The Lazy Writer’s Problem

The conundrum is classic: They tell you, as a young writer, that you should always “write what you know.” The idea is sound enough: If you stick to things you know something about from personal experience — be it people to base characters on, or outlandish stories that actually happened, or the infinite details of a trade or hobby — then your writing will always ring true. It was shimmer with that special realistic gravity that sucks people in.

There are limitations, of course. Say you’re halfway through your novel and the plot problems would be solved if someone, say, joined the army. Great! Except you’ve never joined the army. In fact, uniforms, exercise, and weapons — the three main ingredients of military service, peppered with humiliation, violence, and busy work — are so not your thing. You wind up facing the horror that Lazy Writers everywhere fear most: Research.

The Bad Old Days

Of course, in the Bad Old Days, research generally meant either hitting the books at a library or actually doing the thing you needed research on. The former, while affordable and possible no matter your circumstances, was often deadly dull. The latter was only possible if you were a Gentry Writer living off the fumes of a trust fund or something — the rest of us, proles all, were forced to work Day Jobs and do our research on the margins.

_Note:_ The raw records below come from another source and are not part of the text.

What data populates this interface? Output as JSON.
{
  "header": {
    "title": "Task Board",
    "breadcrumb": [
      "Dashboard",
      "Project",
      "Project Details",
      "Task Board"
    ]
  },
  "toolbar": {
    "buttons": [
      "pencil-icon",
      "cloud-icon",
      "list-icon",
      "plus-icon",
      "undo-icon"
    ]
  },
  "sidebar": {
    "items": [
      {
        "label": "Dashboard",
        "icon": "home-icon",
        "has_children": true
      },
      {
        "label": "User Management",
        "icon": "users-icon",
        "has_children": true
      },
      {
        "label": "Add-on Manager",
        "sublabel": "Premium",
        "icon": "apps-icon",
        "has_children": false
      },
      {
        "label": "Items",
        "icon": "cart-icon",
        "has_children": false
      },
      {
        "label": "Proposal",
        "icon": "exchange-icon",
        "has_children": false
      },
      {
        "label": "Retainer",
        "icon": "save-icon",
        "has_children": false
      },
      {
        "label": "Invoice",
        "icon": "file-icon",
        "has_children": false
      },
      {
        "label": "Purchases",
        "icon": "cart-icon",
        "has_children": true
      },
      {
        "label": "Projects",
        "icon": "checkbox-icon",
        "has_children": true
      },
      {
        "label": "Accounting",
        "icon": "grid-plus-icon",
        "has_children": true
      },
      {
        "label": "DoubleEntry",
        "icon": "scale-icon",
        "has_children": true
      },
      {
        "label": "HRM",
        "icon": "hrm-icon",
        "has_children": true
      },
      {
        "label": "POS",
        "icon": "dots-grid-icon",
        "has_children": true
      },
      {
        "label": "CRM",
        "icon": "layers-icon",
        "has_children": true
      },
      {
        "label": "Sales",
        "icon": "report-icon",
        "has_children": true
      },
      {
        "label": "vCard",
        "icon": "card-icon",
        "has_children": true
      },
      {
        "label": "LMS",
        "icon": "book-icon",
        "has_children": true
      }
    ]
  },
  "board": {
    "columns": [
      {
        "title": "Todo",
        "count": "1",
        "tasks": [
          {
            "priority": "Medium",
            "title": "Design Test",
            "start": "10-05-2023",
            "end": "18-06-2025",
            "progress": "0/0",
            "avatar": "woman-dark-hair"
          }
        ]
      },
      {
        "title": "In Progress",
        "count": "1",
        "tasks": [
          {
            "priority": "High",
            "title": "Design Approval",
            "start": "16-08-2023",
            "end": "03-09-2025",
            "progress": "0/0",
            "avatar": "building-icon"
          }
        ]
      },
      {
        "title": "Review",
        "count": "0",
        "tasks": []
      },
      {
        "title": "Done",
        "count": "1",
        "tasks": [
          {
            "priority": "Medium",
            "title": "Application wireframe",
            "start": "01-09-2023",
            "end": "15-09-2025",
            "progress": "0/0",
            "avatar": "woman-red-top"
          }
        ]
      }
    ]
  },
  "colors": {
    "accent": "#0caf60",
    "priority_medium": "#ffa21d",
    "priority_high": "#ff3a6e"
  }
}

Ah, but then the Internet! Suddenly, Lazy Writers like me could just look stuff up. Need to know what a street looks like in a small town in France? Try Google Street View. Everything is out there if you dig hard enough, and you don’t have to put on pants and walk out into the sunlight to the library, or book a flight to France just to snap some photos.

The Bad Old Now

However, disaster looms for we Lazy Writers, because, as usual, Trolls are ruining everything. Wikipedia has always been a dubious place to do real research — you would never have used Wikipedia as the basis for anything serious. Novel research, however — why not. After all, 90% of a novel is made up anyway. Wikipedia was filled with misinformation and politically-motivated edits, yes, but for quick, basic stuff you could at least use it as a starting point.

No more; the Trolls have ruined it. A decline in working editors, an ever-expanding and torturous set of rules in an increasingly insulated Wikipedia, and a growing amount of bullshit going uncaught in the online encyclopedia has put the nail in it: If you want to be a Lazy Writer, you’re screwed.

Worse, a recent experiment found that small errors purposefully introduced to Wikipedia lingered for very long periods of time, meaning that your chances of picking up a detail you think makes you sound smart will actually make you sound incredibly stupid. This, of course, is the fear of the Lazy Writer.

So what does it all leave us with? A lot of novels about being sad, mildly-employed alcoholics, because now all of us Lazy Writers have to Write What We Know.